I'm not advocating for Williams.  I'm not pardoning him.  I stated a month ago that he should be banned from the NFL for life.  The NFL is a dangerous, violent game.  That will never change; that's the nature of it.  If you want something a little more gentile, a little less violent, then watch baseball.  If you want large men crashing violently into other large men, you watch football.  If you want to watch more average-sized men crash violently into other average-sized men while moving very very fast on ice skates, you watch hockey.  I enjoy all of these sports, personally, for various reasons besides the obvious violence.  But I won't shy away from the reality - some of these sports are inherently violent and I admit to enjoying that regulated violence.

I do not endorse or enjoy, however, the active pursuit of intentional injury.  Does it happen sometimes?  Probably.  If anyone out there thinks the Saints are the only team with a bounty program, they're deluding themselves.  These are violent games played by people indoctrinated into that violence.  It's not abnormal to them.  It's completely ordinary and expected.  Understand that there are different social mores at work.  That yelling "WE NEED TO PUT THAT FUCKER DOWN" means something akin to "Knock him down a few times to make him think twice."  Out of context, yeah, sounds worse.  But without context, I refuse to judge completely.  But having Gregg Williams, in light of the bounty scandal, calling out injuries to target (basically), isn't exactly good for him.  But is it really that surprising?  Really?
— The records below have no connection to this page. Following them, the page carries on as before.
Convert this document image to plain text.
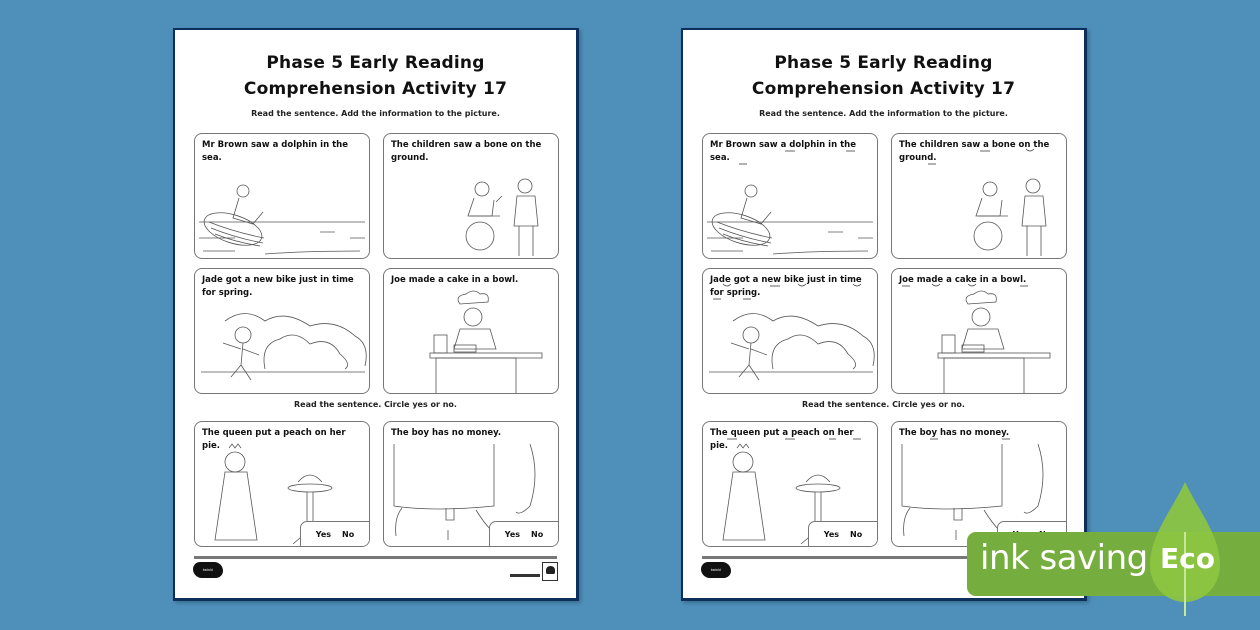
Phase 5 Early Reading
Comprehension Activity 17
Read the sentence. Add the information to the picture.
Mr Brown saw a dolphin in the sea.
The children saw a bone on the ground.
Jade got a new bike just in time for spring.
Joe made a cake in a bowl.
Read the sentence. Circle yes or no.
The queen put a peach on her pie.
Yes No
The boy has no money.
Yes No
twinkl
Phase 5 Early Reading
Comprehension Activity 17
Read the sentence. Add the information to the picture.
Mr Brown saw a dolphin in the sea.
The children saw a bone on the ground.
Jade got a new bike just in time for spring.
Joe made a cake in a bowl.
Read the sentence. Circle yes or no.
The queen put a peach on her pie.
Yes No
The boy has no money.
twinkl	ink saving Eco
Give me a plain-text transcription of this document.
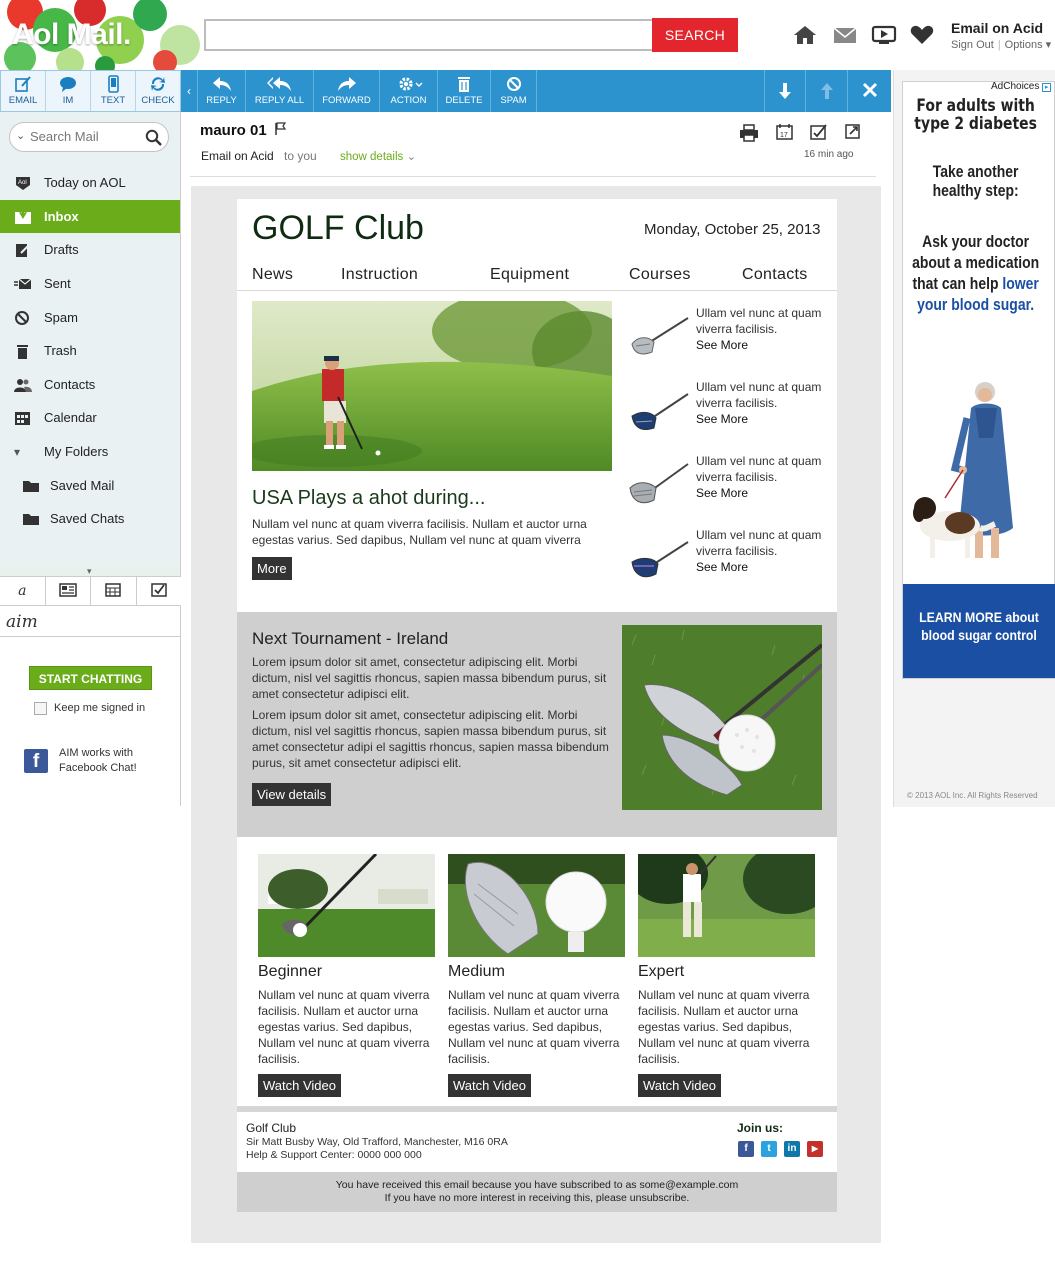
Aol Mail.	SEARCH	Email on Acid
Sign Out | Options ▾
EMAIL	IM	TEXT	CHECK
⌄ Search Mail
Aol Today on AOL
Inbox
Drafts
Sent
Spam
Trash
Contacts
Calendar
▾	My Folders
Saved Mail
Saved Chats
▾
a
aim
START CHATTING
Keep me signed in
f	AIM works with Facebook Chat!
‹
REPLY	REPLY ALL	FORWARD	ACTION	DELETE	SPAM
mauro 01
Email on Acid to you show details ⌄
17
16 min ago
GOLF Club	Monday, October 25, 2013
News	Instruction	Equipment	Courses	Contacts
USA Plays a ahot during...
Nullam vel nunc at quam viverra facilisis. Nullam et auctor urna egestas varius. Sed dapibus, Nullam vel nunc at quam viverra
More
Ullam vel nunc at quam viverra facilisis.
See More
Ullam vel nunc at quam viverra facilisis.
See More
Ullam vel nunc at quam viverra facilisis.
See More
Ullam vel nunc at quam viverra facilisis.
See More
Next Tournament - Ireland
Lorem ipsum dolor sit amet, consectetur adipiscing elit. Morbi dictum, nisl vel sagittis rhoncus, sapien massa bibendum purus, sit amet consectetur adipisci elit.
Lorem ipsum dolor sit amet, consectetur adipiscing elit. Morbi dictum, nisl vel sagittis rhoncus, sapien massa bibendum purus, sit amet consectetur adipi el sagittis rhoncus, sapien massa bibendum purus, sit amet consectetur adipisci elit.
View details
Beginner	Medium	Expert
Nullam vel nunc at quam viverra facilisis. Nullam et auctor urna egestas varius. Sed dapibus, Nullam vel nunc at quam viverra facilisis.
Nullam vel nunc at quam viverra facilisis. Nullam et auctor urna egestas varius. Sed dapibus, Nullam vel nunc at quam viverra facilisis.
Nullam vel nunc at quam viverra facilisis. Nullam et auctor urna egestas varius. Sed dapibus, Nullam vel nunc at quam viverra facilisis.
Watch Video	Watch Video	Watch Video
Golf Club
Sir Matt Busby Way, Old Trafford, Manchester, M16 0RA
Help & Support Center: 0000 000 000
Join us:
f	t	in	▶
You have received this email because you have subscribed to as some@example.com
If you have no more interest in receiving this, please unsubscribe.
AdChoices ▸
For adults with type 2 diabetes
Take another healthy step:
Ask your doctor about a medication that can help lower your blood sugar.
LEARN MORE about blood sugar control
© 2013 AOL Inc. All Rights Reserved
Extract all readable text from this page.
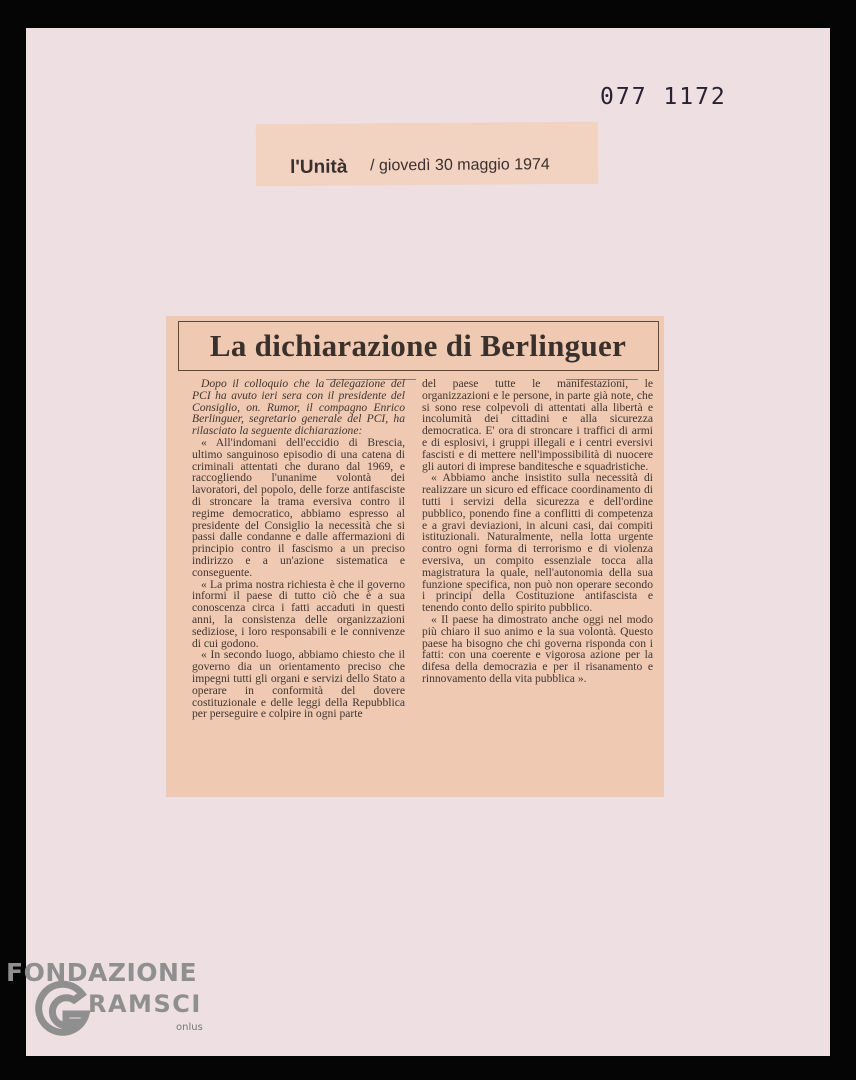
077 1172
l'Unità / giovedì 30 maggio 1974
La dichiarazione di Berlinguer

Dopo il colloquio che la delegazione del PCI ha avuto ieri sera con il presidente del Consiglio, on. Rumor, il compagno Enrico Berlinguer, segretario generale del PCI, ha rilasciato la seguente dichiarazione:

« All'indomani dell'eccidio di Brescia, ultimo sanguinoso episodio di una catena di criminali attentati che durano dal 1969, e raccogliendo l'unanime volontà dei lavoratori, del popolo, delle forze antifasciste di stroncare la trama eversiva contro il regime democratico, abbiamo espresso al presidente del Consiglio la necessità che si passi dalle condanne e dalle affermazioni di principio contro il fascismo a un preciso indirizzo e a un'azione sistematica e conseguente.

« La prima nostra richiesta è che il governo informi il paese di tutto ciò che è a sua conoscenza circa i fatti accaduti in questi anni, la consistenza delle organizzazioni sediziose, i loro responsabili e le connivenze di cui godono.

« In secondo luogo, abbiamo chiesto che il governo dia un orientamento preciso che impegni tutti gli organi e servizi dello Stato a operare in conformità del dovere costituzionale e delle leggi della Repubblica per perseguire e colpire in ogni parte

del paese tutte le manifestazioni, le organizzazioni e le persone, in parte già note, che si sono rese colpevoli di attentati alla libertà e incolumità dei cittadini e alla sicurezza democratica. E' ora di stroncare i traffici di armi e di esplosivi, i gruppi illegali e i centri eversivi fascisti e di mettere nell'impossibilità di nuocere gli autori di imprese banditesche e squadristiche.

« Abbiamo anche insistito sulla necessità di realizzare un sicuro ed efficace coordinamento di tutti i servizi della sicurezza e dell'ordine pubblico, ponendo fine a conflitti di competenza e a gravi deviazioni, in alcuni casi, dai compiti istituzionali. Naturalmente, nella lotta urgente contro ogni forma di terrorismo e di violenza eversiva, un compito essenziale tocca alla magistratura la quale, nell'autonomia della sua funzione specifica, non può non operare secondo i principi della Costituzione antifascista e tenendo conto dello spirito pubblico.

« Il paese ha dimostrato anche oggi nel modo più chiaro il suo animo e la sua volontà. Questo paese ha bisogno che chi governa risponda con i fatti: con una coerente e vigorosa azione per la difesa della democrazia e per il risanamento e rinnovamento della vita pubblica ».

FONDAZIONE
RAMSCI
onlus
Football provides, perhaps, the perfect storm for this sort of thing.  It's so highly regulated that it makes me think of how one child can instigate another and it's always the retaliatory child that gets caught.  There aren't many methods of self-policing in football.  Baseball and basketball aren't that violent in and of themselves.  Hockey is, in my opinion, far more violent than football and dealing with similar concussion problems - however, in hockey, if you do something dirty, there's a whole team with a whole game's worth of opportunities to make you pay for it.  People think fighting should be banned from hockey; I think fighting help keeps players in check and keep the game clean.  You know if you exist too far outside the rules, you're gonna become a target of the dirty play you enact.  It's fair to consider that the same controls don't exist in football; they're in the commissioner's office, not on the field.

Williams should be banned.  What he instigated was egregious and anyone else caught doing the same should face the same penalty.  If Roger Goodell truly wants to make the NFL a safer game, he has to crack down on this with the utmost sincerity and passion - which means he needs to start investigating better helmets for players, he needs to crack down hardest on coaches like Williams and Payton, and he needs to tell the league's television outlets to stop glamorizing hard hits.  This isn't an overnight fix; it's a whole culture change.  Football, like hockey, will always be a fast and violent sport.  And whatever powers-that-be in those sports need to acknowledge that and accept that injuries will happen.  People will get hurt playing these games. 

A line has to be drawn.  Intentional, egregious violence should be punished.  Incidental violence that comes as part of the game should be accepted for what it is.  But until I see these leagues pushing for better equipment and celebrating the violence less, I won't be able to believe their sincerity on the matter.  At the end of the day, the violence of the sport is what brings revenue.  Until Roger Goodell pulls programming celebrating bone-rattling hits, til he stops talking about 18-game seasons, til he starts pushing research or mandates for better (more expensive) helmets and equipment, he'll always seem two-faced on this topic to me: he wants a safer game, yes, but only if it doesn't threaten the revenue pie.  And at the end of the day, sadly, that's all it's about.